Osteoporosis merupakan gangguan tulang yang mengalami
pengeroposan atau rapuh. Sebagai salah satu penyakit silent killer,
osteoporosis berpotensi menimbulkan cacat permanen pada tulang apabila tidak
segera ditangani.
Gejala penyakit tulang osteoporosis biasanya ditunjukkan
dengan gejala kerapuhan tulang yang memudahkan terjadinya fraktur stress (patah
tulang). Fraktur itu muncul dari tekanan pada tulang sewaktu melakukan kegiatan
normal.
Fraktur stress dapat terjadi pada kaki sewaktu berjalan atau
melangkah turun dari tanjakan atau tangga. Fraktur ini tidak bisa hilang hingga
bertahun-tahun kemudian.
Gejala penyakit tulang osteoporosis terjadi tanpa
menimbulkan sensasi apapun. Namun, tulang yang keropos oleh osteoporosis dan kemudian
patah bisa menyebabkan rasa nyeri.
Gejalan osteoporosis dengan rasa nyeri yang muncul secara
bertahap menghilang seiring dengan proses penyembuhan fraktur. Proses
penyembuhannya bisa berlangsung selama berbulan-bulan. Namun pada sebagian
orang, nyeri osteoporosis bisa berlanjut hingga menjadi kronis.

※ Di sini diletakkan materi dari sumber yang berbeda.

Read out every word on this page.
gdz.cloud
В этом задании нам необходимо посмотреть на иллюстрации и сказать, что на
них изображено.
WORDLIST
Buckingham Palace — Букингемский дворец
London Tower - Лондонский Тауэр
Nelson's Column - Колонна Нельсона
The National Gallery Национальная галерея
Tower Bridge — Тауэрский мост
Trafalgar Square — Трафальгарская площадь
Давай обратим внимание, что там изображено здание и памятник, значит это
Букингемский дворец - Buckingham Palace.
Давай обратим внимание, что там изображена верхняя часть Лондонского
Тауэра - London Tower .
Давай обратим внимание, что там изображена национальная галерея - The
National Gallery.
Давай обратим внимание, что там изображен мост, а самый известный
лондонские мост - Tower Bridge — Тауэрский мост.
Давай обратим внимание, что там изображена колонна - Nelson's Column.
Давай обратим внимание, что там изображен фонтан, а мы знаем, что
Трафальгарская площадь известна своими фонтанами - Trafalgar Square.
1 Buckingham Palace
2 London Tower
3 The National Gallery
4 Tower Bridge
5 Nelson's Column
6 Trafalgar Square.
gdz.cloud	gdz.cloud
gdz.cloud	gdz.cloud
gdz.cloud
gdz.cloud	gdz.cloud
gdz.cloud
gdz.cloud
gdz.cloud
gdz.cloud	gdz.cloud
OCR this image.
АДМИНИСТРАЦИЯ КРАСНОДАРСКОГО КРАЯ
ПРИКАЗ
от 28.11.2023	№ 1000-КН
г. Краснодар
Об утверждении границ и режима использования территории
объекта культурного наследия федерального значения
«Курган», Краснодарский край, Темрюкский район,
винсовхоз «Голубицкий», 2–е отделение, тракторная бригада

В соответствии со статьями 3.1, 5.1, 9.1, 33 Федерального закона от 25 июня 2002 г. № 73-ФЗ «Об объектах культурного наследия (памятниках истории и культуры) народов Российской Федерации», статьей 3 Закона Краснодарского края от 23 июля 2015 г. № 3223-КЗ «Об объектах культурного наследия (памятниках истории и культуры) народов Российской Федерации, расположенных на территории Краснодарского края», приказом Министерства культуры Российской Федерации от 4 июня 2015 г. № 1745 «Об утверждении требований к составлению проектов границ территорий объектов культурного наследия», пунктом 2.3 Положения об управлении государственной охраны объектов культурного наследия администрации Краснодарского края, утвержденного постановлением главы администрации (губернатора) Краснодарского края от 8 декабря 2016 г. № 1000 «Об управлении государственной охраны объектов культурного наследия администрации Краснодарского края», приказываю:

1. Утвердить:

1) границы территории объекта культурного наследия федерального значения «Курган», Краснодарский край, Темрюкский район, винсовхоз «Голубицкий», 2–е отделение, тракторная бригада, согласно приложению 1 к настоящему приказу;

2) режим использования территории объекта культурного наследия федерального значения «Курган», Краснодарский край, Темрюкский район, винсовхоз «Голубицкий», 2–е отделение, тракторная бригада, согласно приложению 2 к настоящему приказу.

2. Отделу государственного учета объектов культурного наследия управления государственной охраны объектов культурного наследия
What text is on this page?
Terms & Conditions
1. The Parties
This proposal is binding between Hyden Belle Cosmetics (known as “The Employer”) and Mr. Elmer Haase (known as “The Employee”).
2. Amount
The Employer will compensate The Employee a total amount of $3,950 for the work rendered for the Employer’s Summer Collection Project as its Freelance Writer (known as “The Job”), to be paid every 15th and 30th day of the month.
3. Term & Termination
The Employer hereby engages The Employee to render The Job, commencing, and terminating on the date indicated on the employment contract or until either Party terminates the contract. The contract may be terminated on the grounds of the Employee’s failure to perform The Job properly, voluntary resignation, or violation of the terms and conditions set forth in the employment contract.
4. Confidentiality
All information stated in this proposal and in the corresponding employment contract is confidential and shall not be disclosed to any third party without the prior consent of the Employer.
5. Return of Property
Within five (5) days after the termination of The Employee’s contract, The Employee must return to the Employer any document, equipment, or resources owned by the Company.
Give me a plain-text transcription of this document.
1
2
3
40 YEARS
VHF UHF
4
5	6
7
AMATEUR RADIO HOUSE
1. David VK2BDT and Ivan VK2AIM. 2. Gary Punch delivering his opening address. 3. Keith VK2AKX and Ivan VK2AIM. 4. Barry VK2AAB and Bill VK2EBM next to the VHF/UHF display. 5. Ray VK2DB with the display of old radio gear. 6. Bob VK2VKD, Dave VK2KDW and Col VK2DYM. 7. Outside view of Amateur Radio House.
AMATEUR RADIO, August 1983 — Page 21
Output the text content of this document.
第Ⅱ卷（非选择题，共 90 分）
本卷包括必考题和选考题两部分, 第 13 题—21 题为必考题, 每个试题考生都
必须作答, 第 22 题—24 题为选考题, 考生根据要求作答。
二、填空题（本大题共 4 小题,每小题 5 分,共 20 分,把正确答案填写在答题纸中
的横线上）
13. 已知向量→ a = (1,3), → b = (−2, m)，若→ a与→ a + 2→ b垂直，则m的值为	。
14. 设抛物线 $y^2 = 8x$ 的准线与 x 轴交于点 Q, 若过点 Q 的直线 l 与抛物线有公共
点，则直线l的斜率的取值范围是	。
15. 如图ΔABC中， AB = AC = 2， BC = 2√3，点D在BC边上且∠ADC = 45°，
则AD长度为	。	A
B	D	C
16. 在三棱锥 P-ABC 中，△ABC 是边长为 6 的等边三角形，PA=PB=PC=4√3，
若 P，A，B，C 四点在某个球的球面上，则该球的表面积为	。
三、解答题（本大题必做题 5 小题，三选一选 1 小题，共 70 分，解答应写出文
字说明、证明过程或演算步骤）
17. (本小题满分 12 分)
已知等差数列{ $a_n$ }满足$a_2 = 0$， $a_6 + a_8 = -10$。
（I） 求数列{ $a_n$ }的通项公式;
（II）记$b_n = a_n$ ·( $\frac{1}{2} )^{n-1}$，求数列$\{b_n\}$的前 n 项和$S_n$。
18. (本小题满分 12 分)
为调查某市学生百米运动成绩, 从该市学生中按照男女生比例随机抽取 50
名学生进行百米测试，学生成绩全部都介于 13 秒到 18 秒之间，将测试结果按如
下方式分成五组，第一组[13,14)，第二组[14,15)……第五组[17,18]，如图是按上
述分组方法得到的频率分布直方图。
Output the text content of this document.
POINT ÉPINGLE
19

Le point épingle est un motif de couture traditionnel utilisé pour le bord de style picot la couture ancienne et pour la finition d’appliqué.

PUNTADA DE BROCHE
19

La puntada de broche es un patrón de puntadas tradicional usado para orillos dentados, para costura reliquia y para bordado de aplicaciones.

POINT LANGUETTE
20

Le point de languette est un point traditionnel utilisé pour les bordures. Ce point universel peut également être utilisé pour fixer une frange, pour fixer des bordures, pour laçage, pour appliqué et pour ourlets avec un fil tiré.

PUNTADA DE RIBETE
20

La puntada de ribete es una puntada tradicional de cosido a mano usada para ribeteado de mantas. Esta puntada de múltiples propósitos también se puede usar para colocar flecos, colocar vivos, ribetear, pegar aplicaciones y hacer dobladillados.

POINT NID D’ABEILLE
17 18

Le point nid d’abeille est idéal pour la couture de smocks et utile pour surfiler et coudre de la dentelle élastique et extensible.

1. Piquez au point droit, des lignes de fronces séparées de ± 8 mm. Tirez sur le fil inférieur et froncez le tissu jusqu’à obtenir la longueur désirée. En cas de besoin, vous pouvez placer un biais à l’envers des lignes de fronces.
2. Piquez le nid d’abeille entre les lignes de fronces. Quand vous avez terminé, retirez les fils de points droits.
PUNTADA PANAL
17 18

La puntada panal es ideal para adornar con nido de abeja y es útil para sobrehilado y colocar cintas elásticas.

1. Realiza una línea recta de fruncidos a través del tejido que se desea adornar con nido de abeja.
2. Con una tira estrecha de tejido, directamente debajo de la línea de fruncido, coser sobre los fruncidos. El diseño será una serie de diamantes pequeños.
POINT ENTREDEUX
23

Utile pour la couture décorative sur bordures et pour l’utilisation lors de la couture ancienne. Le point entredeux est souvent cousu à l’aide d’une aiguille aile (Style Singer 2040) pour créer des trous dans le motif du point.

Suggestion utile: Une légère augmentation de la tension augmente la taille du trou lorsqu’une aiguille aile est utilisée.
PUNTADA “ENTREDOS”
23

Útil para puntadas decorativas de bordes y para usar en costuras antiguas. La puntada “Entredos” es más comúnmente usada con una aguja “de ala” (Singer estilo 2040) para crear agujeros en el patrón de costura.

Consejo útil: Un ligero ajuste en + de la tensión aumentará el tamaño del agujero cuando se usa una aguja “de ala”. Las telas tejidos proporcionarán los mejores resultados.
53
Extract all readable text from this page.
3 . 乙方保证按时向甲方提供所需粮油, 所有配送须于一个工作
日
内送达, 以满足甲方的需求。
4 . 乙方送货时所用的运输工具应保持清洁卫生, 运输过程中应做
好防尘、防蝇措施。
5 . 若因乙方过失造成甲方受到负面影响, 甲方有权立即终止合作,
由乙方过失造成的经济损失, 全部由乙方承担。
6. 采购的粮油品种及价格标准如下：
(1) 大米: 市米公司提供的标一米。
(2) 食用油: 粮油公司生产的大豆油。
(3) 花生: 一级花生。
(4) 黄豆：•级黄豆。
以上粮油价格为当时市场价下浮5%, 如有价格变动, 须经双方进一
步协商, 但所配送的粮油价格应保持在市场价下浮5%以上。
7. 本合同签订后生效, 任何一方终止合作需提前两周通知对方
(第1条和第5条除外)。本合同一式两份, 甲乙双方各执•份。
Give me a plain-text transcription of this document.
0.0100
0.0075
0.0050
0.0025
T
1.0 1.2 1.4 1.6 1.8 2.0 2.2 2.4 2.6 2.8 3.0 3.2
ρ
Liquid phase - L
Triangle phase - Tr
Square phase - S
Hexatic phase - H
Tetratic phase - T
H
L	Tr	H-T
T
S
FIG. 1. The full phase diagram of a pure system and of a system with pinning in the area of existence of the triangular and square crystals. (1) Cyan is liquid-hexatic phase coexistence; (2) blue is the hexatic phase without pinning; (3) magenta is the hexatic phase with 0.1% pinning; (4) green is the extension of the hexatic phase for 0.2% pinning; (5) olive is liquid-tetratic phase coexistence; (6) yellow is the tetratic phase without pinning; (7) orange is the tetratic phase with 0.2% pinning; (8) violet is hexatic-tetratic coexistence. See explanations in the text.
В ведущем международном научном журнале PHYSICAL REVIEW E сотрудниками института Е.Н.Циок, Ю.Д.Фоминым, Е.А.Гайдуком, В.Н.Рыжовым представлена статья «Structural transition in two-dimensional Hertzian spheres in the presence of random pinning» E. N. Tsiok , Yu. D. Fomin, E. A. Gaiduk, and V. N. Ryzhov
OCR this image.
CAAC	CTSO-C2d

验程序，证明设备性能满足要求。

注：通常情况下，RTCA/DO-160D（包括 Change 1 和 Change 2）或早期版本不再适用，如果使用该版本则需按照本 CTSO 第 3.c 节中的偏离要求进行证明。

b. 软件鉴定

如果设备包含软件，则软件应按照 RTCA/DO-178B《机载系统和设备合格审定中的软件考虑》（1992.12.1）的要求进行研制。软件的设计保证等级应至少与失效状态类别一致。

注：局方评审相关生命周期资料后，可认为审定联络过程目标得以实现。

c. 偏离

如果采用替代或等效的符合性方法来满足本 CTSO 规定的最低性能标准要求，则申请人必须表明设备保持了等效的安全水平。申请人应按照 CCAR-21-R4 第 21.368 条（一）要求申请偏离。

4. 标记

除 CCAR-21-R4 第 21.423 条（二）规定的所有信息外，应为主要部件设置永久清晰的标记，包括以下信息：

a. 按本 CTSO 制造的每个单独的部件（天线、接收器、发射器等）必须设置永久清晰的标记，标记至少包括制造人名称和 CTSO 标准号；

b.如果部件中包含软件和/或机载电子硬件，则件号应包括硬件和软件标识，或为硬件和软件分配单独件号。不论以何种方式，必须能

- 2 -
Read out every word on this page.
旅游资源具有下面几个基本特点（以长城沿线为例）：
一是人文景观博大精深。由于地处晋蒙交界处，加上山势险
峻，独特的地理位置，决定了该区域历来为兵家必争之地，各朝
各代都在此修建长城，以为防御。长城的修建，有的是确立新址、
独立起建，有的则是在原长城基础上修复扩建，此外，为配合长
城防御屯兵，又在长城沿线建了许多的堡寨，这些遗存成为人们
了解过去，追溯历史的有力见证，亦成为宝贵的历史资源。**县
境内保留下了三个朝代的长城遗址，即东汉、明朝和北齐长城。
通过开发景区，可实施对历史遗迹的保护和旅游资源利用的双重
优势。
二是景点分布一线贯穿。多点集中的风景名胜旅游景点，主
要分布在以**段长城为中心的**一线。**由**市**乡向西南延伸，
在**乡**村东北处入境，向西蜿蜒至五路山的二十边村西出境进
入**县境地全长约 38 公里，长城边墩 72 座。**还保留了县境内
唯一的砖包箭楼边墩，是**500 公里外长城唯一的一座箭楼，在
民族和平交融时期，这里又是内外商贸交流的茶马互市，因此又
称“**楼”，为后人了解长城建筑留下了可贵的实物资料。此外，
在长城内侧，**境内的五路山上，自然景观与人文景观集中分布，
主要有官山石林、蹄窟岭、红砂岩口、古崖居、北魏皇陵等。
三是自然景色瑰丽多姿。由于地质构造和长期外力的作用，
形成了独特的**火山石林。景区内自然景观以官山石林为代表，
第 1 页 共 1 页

Osteoporosis yang menyerang tulang belakang akan menyebabkan
tulang keropos hingga tubuh terlihat memendek dan menjadi bungkuk. Walau penyakit ini bisa menyerang
usia muda, namun para wanita usia lanjut yang sudah menopause adalah kelompok
yang paling rentan mengalami osteoporosis dibandingkan dengan pria.
Keadaan ini disebabkan oleh berkurangnya kalsium dalam tubuh
wanita seiring dengan waktu. Wanita mengalami masa hamil dan menyusui, dimana
ketika kebutuhan kalsium untuk janin dan bayi kurang maka tubuh akan
mengambilnya dari tubuhnya sendiri, yaitu tulang.
Selain itu, kebanyakan wanita usia 50 tahun ke atas akan
mengalami menopause. Ketika mengalami kondisi tersebut, proses resorpsi tulang
jadi tidak terkendali dan tidak dapat mengimbangi oleh proses formasi tulang.
Hormon estrogen yang berperan dalam proses penyerapan kalsium berkurang saat
wanita mengalami menopause.
Untuk itu, selain pentingnya menerapkan pola hidup sehat
dengan mengonsumsi makanan yang sehat dan rajin berolahraga diperlukan pula
pemeriksaan laboratorium yang dapat menilai aktivitas pembentukan dan
pembongkaran tulang guna mengetahui risiko osteoporosis.